Executivo
Adeus ao Papa Francisco, o primeiro latino-americano e que combateu a pedofilia na Igreja paraibana
21/04/2025 07:35

Suetoni Souto Maior

O Papa Francisco durante discurso na ONU. Foto: Matt Campbell/Lusa

O mundo acordou nesta segunda-feira com a notícia do fim de um ciclo singular na história da Igreja Católica. Morreu, aos 88 anos, o Papa Francisco — o primeiro latino-americano, o primeiro jesuíta e o primeiro com o nome inspirado no santo dos pobres.
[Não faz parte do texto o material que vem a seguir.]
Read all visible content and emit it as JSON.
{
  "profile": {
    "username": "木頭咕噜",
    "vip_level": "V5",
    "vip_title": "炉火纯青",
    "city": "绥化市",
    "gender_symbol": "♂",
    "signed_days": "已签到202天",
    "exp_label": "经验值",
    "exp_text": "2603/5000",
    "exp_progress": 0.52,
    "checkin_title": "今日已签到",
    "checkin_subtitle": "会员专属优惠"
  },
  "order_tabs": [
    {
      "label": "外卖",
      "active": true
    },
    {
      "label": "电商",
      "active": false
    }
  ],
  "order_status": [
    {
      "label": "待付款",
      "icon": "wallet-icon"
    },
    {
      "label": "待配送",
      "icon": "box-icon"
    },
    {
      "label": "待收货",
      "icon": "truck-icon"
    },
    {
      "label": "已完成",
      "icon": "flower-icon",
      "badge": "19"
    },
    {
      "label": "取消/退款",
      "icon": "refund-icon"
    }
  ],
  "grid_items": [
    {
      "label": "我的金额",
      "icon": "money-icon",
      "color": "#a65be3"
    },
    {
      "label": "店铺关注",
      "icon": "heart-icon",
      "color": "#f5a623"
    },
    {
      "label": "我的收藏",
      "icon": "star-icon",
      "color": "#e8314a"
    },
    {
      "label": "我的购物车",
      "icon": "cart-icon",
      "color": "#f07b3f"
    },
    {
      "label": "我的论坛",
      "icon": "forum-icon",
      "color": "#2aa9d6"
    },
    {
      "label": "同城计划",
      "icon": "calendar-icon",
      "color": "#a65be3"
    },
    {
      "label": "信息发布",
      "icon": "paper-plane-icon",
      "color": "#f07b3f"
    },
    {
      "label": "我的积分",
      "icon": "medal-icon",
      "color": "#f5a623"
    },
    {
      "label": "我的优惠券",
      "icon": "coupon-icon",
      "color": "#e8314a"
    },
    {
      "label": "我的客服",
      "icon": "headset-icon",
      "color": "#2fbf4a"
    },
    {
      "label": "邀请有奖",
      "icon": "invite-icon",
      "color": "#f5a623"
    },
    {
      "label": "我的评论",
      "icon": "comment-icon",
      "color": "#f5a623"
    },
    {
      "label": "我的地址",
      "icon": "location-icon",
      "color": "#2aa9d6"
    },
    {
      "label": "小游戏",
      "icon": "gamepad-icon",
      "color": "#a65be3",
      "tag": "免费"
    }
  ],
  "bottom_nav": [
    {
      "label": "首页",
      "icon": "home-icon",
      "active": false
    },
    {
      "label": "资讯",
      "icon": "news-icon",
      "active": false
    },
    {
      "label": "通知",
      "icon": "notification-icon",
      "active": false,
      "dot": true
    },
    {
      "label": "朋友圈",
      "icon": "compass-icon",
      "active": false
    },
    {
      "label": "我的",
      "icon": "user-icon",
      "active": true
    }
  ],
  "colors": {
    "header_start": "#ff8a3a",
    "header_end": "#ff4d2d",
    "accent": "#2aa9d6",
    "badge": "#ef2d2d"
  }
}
A confirmação oficial partiu do Vaticano nas primeiras horas da manhã, poucas horas após a última aparição pública do pontífice, na sacada da Basílica de São Pedro, onde acenou aos fiéis e, com a voz debilitada, desejou-lhes um breve “Boa Páscoa”.
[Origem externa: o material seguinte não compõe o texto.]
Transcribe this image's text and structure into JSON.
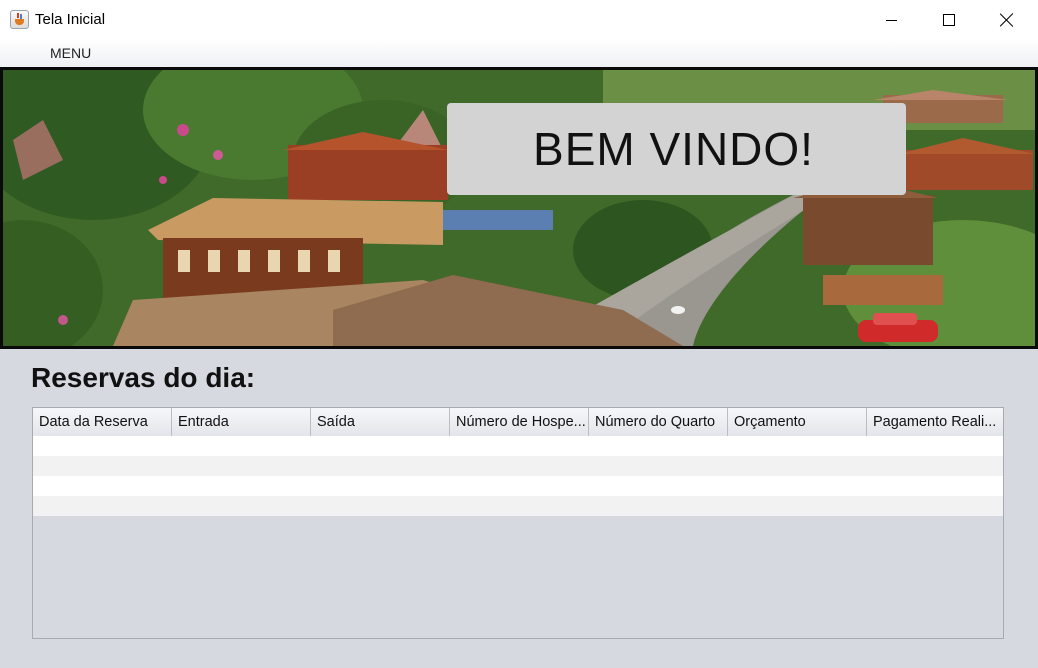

O anúncio foi feito pelo cardeal Kevin Farrell, camerlengo da Igreja e responsável pela transição do poder papal. “O Bispo de Roma, Francisco, retornou à casa do Pai às 7h35 (2h35 em Brasília)”, declarou, emocionado, durante comunicado na Casa Santa Marta, residência oficial do pontífice. Farrell exaltou a trajetória do papa como “um exemplo de discipulado e amor pelos marginalizados”, reforçando o legado pastoral que se tornou a marca registrada do argentino Jorge Mario Bergoglio.

Francisco chegou ao trono de Pedro em 13 de março de 2013. Às 20h12 daquele dia, o então arcebispo de Buenos Aires surgia na sacada da basílica para ser apresentado ao mundo. “Foram me buscar quase no fim do mundo”, brincou, ainda com a fumaça branca da Capela Sistina mal dissipando no céu romano. Veio, junto com ele, a promessa de mudança. E ela veio.

Nestes 12 anos de pontificado, Francisco promoveu aberturas antes impensáveis nos salões de mármore do Vaticano. Pôs a crise ambiental na pauta da Igreja, enfrentou o tabu da pedofilia com inédita franqueza, e rompeu com protocolos ao debater, ainda que de forma tímida, temas como o celibato clerical e a ordenação de mulheres. Nos bastidores, enfrentou resistências internas, especialmente da ala mais conservadora da Cúria, por onde passou como um reformador moderado, mas insistente.

Em relação à pedofilia, combateu o escândalo ocorrido na Arquidiocese da Paraíba quando ela era comandada pelo arcebismo Dom Aldo di Cillo Pagotto. O religioso, na época, foi acusado de envolvimento em casos de abuso sexual dentro da Igreja, em caso que envolvia padres e seminaristas. Na época, o líder da igreja paraibana foi obrigado a renunciar. Ele faleceu anos depois do ocorrido, já morando no Ceará.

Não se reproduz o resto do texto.